Foley then reiterates how very important it is that they get this problem solved because as the year progresses they need every one of those refugees to meet their shopping quota.
It’s bureaucratic, but these countries also take those requirements very seriously, and so we are looking at this problem. We are certainly aware that as we get near the end of the fiscal year, and we’re mindful of reaching our goal, that we want to make sure that the refugees themselves are keenly aware of the requirements so that they can meet those requirements in the various countries and not be barred from getting on airplanes.
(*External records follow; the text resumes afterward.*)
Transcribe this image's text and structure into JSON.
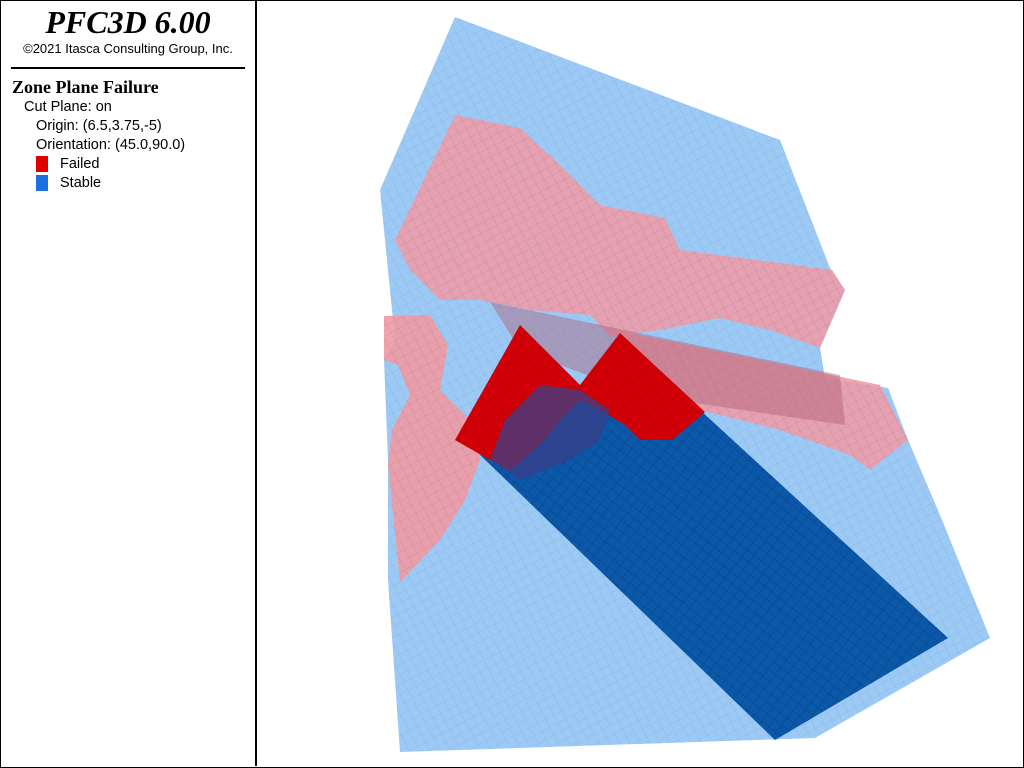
{
  "app": {
    "title": "PFC3D 6.00",
    "copyright": "©2021 Itasca Consulting Group, Inc."
  },
  "legend": {
    "plot_title": "Zone Plane Failure",
    "cut_plane": "Cut Plane: on",
    "origin": "Origin: (6.5,3.75,-5)",
    "orientation": "Orientation: (45.0,90.0)",
    "items": [
      {
        "label": "Failed",
        "color": "#e00000"
      },
      {
        "label": "Stable",
        "color": "#1a6fe0"
      }
    ]
  },
  "colors": {
    "stable_transparent": "#9ccaf5",
    "failed_transparent": "#f09aa4",
    "failed_solid": "#d20006",
    "stable_solid": "#0b57a8"
  }
}
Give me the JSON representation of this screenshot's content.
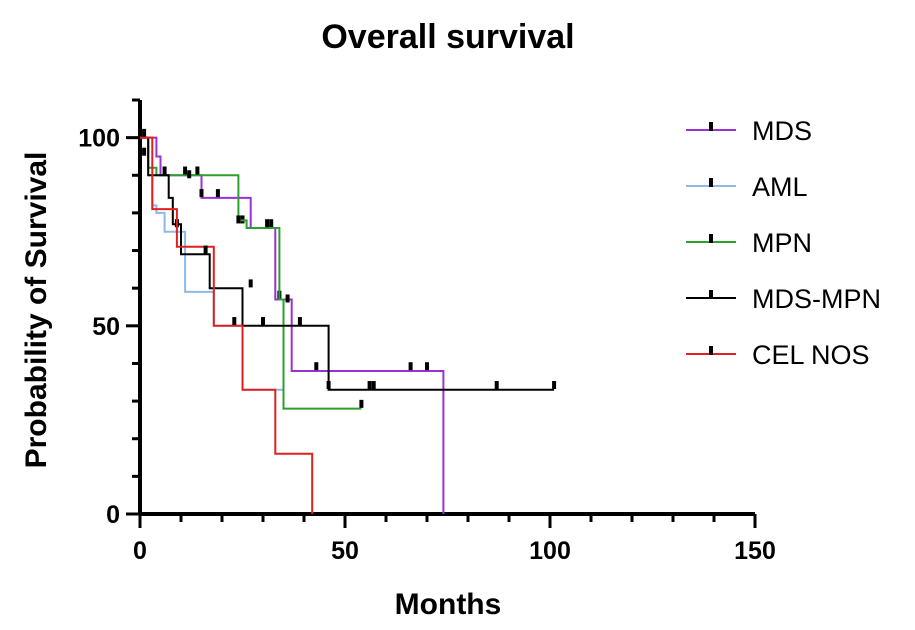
{
  "chart_data": {
    "type": "line",
    "subtype": "kaplan-meier-step",
    "title": "Overall survival",
    "xlabel": "Months",
    "ylabel": "Probability of Survival",
    "xlim": [
      0,
      150
    ],
    "ylim": [
      0,
      110
    ],
    "xticks": [
      0,
      50,
      100,
      150
    ],
    "yticks": [
      0,
      50,
      100
    ],
    "legend_position": "right",
    "series": [
      {
        "name": "MDS",
        "color": "#9B30D9",
        "steps": [
          [
            0,
            100
          ],
          [
            4,
            100
          ],
          [
            4,
            95
          ],
          [
            5,
            95
          ],
          [
            5,
            90
          ],
          [
            15,
            90
          ],
          [
            15,
            84
          ],
          [
            27,
            84
          ],
          [
            27,
            76
          ],
          [
            33,
            76
          ],
          [
            33,
            57
          ],
          [
            37,
            57
          ],
          [
            37,
            38
          ],
          [
            74,
            38
          ],
          [
            74,
            0
          ]
        ],
        "censored": [
          [
            15,
            85
          ],
          [
            19,
            85
          ],
          [
            25,
            78
          ],
          [
            32,
            77
          ],
          [
            34,
            58
          ],
          [
            36,
            57
          ],
          [
            39,
            51
          ],
          [
            43,
            39
          ],
          [
            66,
            39
          ],
          [
            70,
            39
          ]
        ]
      },
      {
        "name": "AML",
        "color": "#8DB9EA",
        "steps": [
          [
            0,
            100
          ],
          [
            2,
            100
          ],
          [
            2,
            90
          ],
          [
            3,
            90
          ],
          [
            3,
            82
          ],
          [
            4,
            82
          ],
          [
            4,
            80
          ],
          [
            6,
            80
          ],
          [
            6,
            75
          ],
          [
            11,
            75
          ],
          [
            11,
            59
          ],
          [
            18,
            59
          ],
          [
            18,
            50
          ],
          [
            25,
            50
          ],
          [
            25,
            33
          ],
          [
            35,
            33
          ]
        ],
        "censored": [
          [
            1,
            96
          ],
          [
            9,
            77
          ],
          [
            56,
            34
          ]
        ]
      },
      {
        "name": "MPN",
        "color": "#2CA02C",
        "steps": [
          [
            0,
            100
          ],
          [
            2,
            100
          ],
          [
            2,
            92
          ],
          [
            4,
            92
          ],
          [
            4,
            90
          ],
          [
            24,
            90
          ],
          [
            24,
            78
          ],
          [
            26,
            78
          ],
          [
            26,
            76
          ],
          [
            34,
            76
          ],
          [
            34,
            57
          ],
          [
            35,
            57
          ],
          [
            35,
            28
          ],
          [
            54,
            28
          ]
        ],
        "censored": [
          [
            6,
            91
          ],
          [
            11,
            91
          ],
          [
            12,
            90
          ],
          [
            14,
            91
          ],
          [
            31,
            77
          ],
          [
            54,
            29
          ]
        ]
      },
      {
        "name": "MDS-MPN",
        "color": "#000000",
        "steps": [
          [
            0,
            100
          ],
          [
            2,
            100
          ],
          [
            2,
            90
          ],
          [
            7,
            90
          ],
          [
            7,
            84
          ],
          [
            8,
            84
          ],
          [
            8,
            77
          ],
          [
            10,
            77
          ],
          [
            10,
            69
          ],
          [
            17,
            69
          ],
          [
            17,
            60
          ],
          [
            25,
            60
          ],
          [
            25,
            50
          ],
          [
            46,
            50
          ],
          [
            46,
            33
          ],
          [
            101,
            33
          ]
        ],
        "censored": [
          [
            1,
            101
          ],
          [
            24,
            78
          ],
          [
            27,
            61
          ],
          [
            30,
            51
          ],
          [
            46,
            34
          ],
          [
            57,
            34
          ],
          [
            87,
            34
          ],
          [
            101,
            34
          ]
        ]
      },
      {
        "name": "CEL NOS",
        "color": "#E0201F",
        "steps": [
          [
            0,
            100
          ],
          [
            3,
            100
          ],
          [
            3,
            81
          ],
          [
            9,
            81
          ],
          [
            9,
            71
          ],
          [
            18,
            71
          ],
          [
            18,
            50
          ],
          [
            25,
            50
          ],
          [
            25,
            33
          ],
          [
            33,
            33
          ],
          [
            33,
            16
          ],
          [
            42,
            16
          ],
          [
            42,
            0
          ]
        ],
        "censored": [
          [
            16,
            70
          ],
          [
            23,
            51
          ]
        ]
      }
    ]
  }
}
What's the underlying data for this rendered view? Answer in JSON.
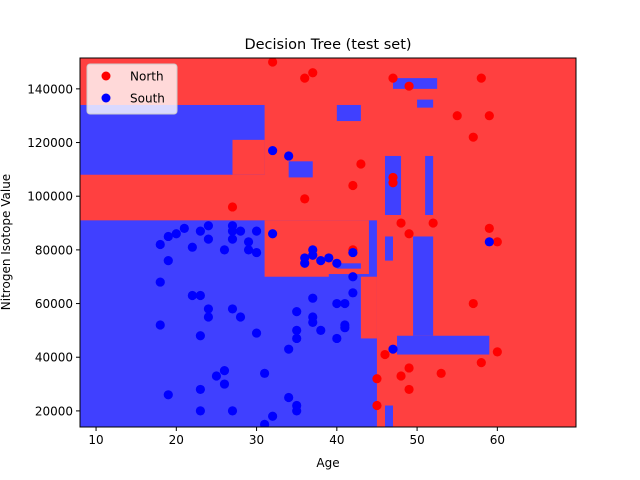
{
  "chart_data": {
    "type": "scatter",
    "title": "Decision Tree (test set)",
    "xlabel": "Age",
    "ylabel": "Nitrogen Isotope Value",
    "xlim": [
      8,
      69.8
    ],
    "ylim": [
      14000,
      151500
    ],
    "x_ticks": [
      10,
      20,
      30,
      40,
      50,
      60
    ],
    "y_ticks": [
      20000,
      40000,
      60000,
      80000,
      100000,
      120000,
      140000
    ],
    "x_tick_labels": [
      "10",
      "20",
      "30",
      "40",
      "50",
      "60"
    ],
    "y_tick_labels": [
      "20000",
      "40000",
      "60000",
      "80000",
      "100000",
      "120000",
      "140000"
    ],
    "legend_position": "top-left",
    "grid": false,
    "colors": {
      "north_region": "#ff4040",
      "south_region": "#4040ff",
      "north_point": "#ff0000",
      "south_point": "#0000ff"
    },
    "regions": [
      {
        "cls": "South",
        "x": [
          8,
          45
        ],
        "y": [
          14000,
          91000
        ]
      },
      {
        "cls": "South",
        "x": [
          8,
          31
        ],
        "y": [
          108000,
          134000
        ]
      },
      {
        "cls": "North",
        "x": [
          27,
          31
        ],
        "y": [
          108000,
          121000
        ]
      },
      {
        "cls": "South",
        "x": [
          34,
          37
        ],
        "y": [
          107000,
          113000
        ]
      },
      {
        "cls": "North",
        "x": [
          31,
          44
        ],
        "y": [
          70000,
          91000
        ]
      },
      {
        "cls": "North",
        "x": [
          37,
          44
        ],
        "y": [
          76000,
          80000
        ]
      },
      {
        "cls": "South",
        "x": [
          40,
          43
        ],
        "y": [
          73000,
          75000
        ]
      },
      {
        "cls": "South",
        "x": [
          39,
          44
        ],
        "y": [
          68000,
          71000
        ]
      },
      {
        "cls": "North",
        "x": [
          43,
          45
        ],
        "y": [
          47000,
          70000
        ]
      },
      {
        "cls": "North",
        "x": [
          45,
          70
        ],
        "y": [
          14000,
          90000
        ]
      },
      {
        "cls": "South",
        "x": [
          46,
          47
        ],
        "y": [
          14000,
          22000
        ]
      },
      {
        "cls": "South",
        "x": [
          47.5,
          59
        ],
        "y": [
          41000,
          48000
        ]
      },
      {
        "cls": "South",
        "x": [
          49.5,
          52
        ],
        "y": [
          48000,
          85000
        ]
      },
      {
        "cls": "South",
        "x": [
          46,
          47
        ],
        "y": [
          76000,
          85000
        ]
      },
      {
        "cls": "South",
        "x": [
          46,
          48
        ],
        "y": [
          93000,
          115000
        ]
      },
      {
        "cls": "South",
        "x": [
          51,
          52
        ],
        "y": [
          93000,
          115000
        ]
      },
      {
        "cls": "South",
        "x": [
          47,
          52.5
        ],
        "y": [
          140000,
          144000
        ]
      },
      {
        "cls": "South",
        "x": [
          50,
          52
        ],
        "y": [
          133000,
          136000
        ]
      },
      {
        "cls": "South",
        "x": [
          40,
          43
        ],
        "y": [
          128000,
          134000
        ]
      }
    ],
    "series": [
      {
        "name": "North",
        "points": [
          [
            32,
            150000
          ],
          [
            36,
            144000
          ],
          [
            37,
            146000
          ],
          [
            47,
            144000
          ],
          [
            49,
            141000
          ],
          [
            58,
            144000
          ],
          [
            55,
            130000
          ],
          [
            59,
            130000
          ],
          [
            57,
            122000
          ],
          [
            43,
            112000
          ],
          [
            42,
            104000
          ],
          [
            36,
            99000
          ],
          [
            27,
            96000
          ],
          [
            47,
            107000
          ],
          [
            47,
            105000
          ],
          [
            48,
            90000
          ],
          [
            52,
            90000
          ],
          [
            49,
            86000
          ],
          [
            59,
            88000
          ],
          [
            60,
            83000
          ],
          [
            42,
            80000
          ],
          [
            57,
            60000
          ],
          [
            46,
            41000
          ],
          [
            60,
            42000
          ],
          [
            58,
            38000
          ],
          [
            45,
            32000
          ],
          [
            48,
            33000
          ],
          [
            49,
            36000
          ],
          [
            53,
            34000
          ],
          [
            49,
            28000
          ],
          [
            45,
            22000
          ]
        ]
      },
      {
        "name": "South",
        "points": [
          [
            32,
            117000
          ],
          [
            34,
            115000
          ],
          [
            18,
            82000
          ],
          [
            19,
            85000
          ],
          [
            20,
            86000
          ],
          [
            21,
            88000
          ],
          [
            22,
            81000
          ],
          [
            23,
            87000
          ],
          [
            24,
            89000
          ],
          [
            24,
            84000
          ],
          [
            26,
            80000
          ],
          [
            27,
            89000
          ],
          [
            27,
            87000
          ],
          [
            27,
            84000
          ],
          [
            28,
            87000
          ],
          [
            29,
            83000
          ],
          [
            29,
            80000
          ],
          [
            30,
            87000
          ],
          [
            30,
            79000
          ],
          [
            32,
            86000
          ],
          [
            19,
            76000
          ],
          [
            18,
            68000
          ],
          [
            22,
            63000
          ],
          [
            23,
            63000
          ],
          [
            24,
            58000
          ],
          [
            24,
            55000
          ],
          [
            27,
            58000
          ],
          [
            28,
            55000
          ],
          [
            18,
            52000
          ],
          [
            23,
            48000
          ],
          [
            30,
            49000
          ],
          [
            35,
            57000
          ],
          [
            35,
            50000
          ],
          [
            35,
            47000
          ],
          [
            34,
            43000
          ],
          [
            38,
            50000
          ],
          [
            36,
            77000
          ],
          [
            36,
            75000
          ],
          [
            37,
            80000
          ],
          [
            37,
            78000
          ],
          [
            38,
            76000
          ],
          [
            39,
            77000
          ],
          [
            40,
            75000
          ],
          [
            42,
            79000
          ],
          [
            42,
            70000
          ],
          [
            37,
            62000
          ],
          [
            40,
            60000
          ],
          [
            41,
            60000
          ],
          [
            42,
            64000
          ],
          [
            37,
            55000
          ],
          [
            37,
            53000
          ],
          [
            41,
            52000
          ],
          [
            41,
            51000
          ],
          [
            40,
            47000
          ],
          [
            47,
            43000
          ],
          [
            59,
            83000
          ],
          [
            26,
            35000
          ],
          [
            26,
            30000
          ],
          [
            25,
            33000
          ],
          [
            31,
            34000
          ],
          [
            19,
            26000
          ],
          [
            23,
            28000
          ],
          [
            34,
            25000
          ],
          [
            35,
            22000
          ],
          [
            35,
            20000
          ],
          [
            23,
            20000
          ],
          [
            27,
            20000
          ],
          [
            32,
            18000
          ],
          [
            31,
            15000
          ]
        ]
      }
    ]
  }
}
The discussion of how hard it is to get exit visas in many countries led into a discussion of where are these refugees anyway. I bet most reporters (and me too) thought they were exclusively in Syria and Jordan, afterall isn’t that where we keep hearing the millions of suffering are located?
But our capacity was much more robust and remains more robust in Jordan. So I believe that we are still seeing more arrivals from Jordan than we are from Syria. But they are one and two. And then the other source countries are Egypt and Turkey and the states of the Gulf. And also, we have Iraqi refugees in disparate parts of the world, and that requires us to schedule, in effect, circuit rides not only for DHS adjudicators but for our processing entities which don’t have installations in the region. So they need to do the same thing and we send – Terry, could you describe some of the far-flung places we will process Iraqi refugees?
Then Ms. Rusch again:
New Delhi. I think there was one processed in Beijing recently. Malaysia. Well, far-flung – Greece. But they’re turning up in lots of places.
What!!! We are scouring the world for Iraqis? They are in India, Turkey, the Gulf States, and China and Malaysia, and even Greece. If those Iraqis have the wherewithal to get to China and Greece, why do we need to track them down, at enormous expense to the taxpayer, and get them to America?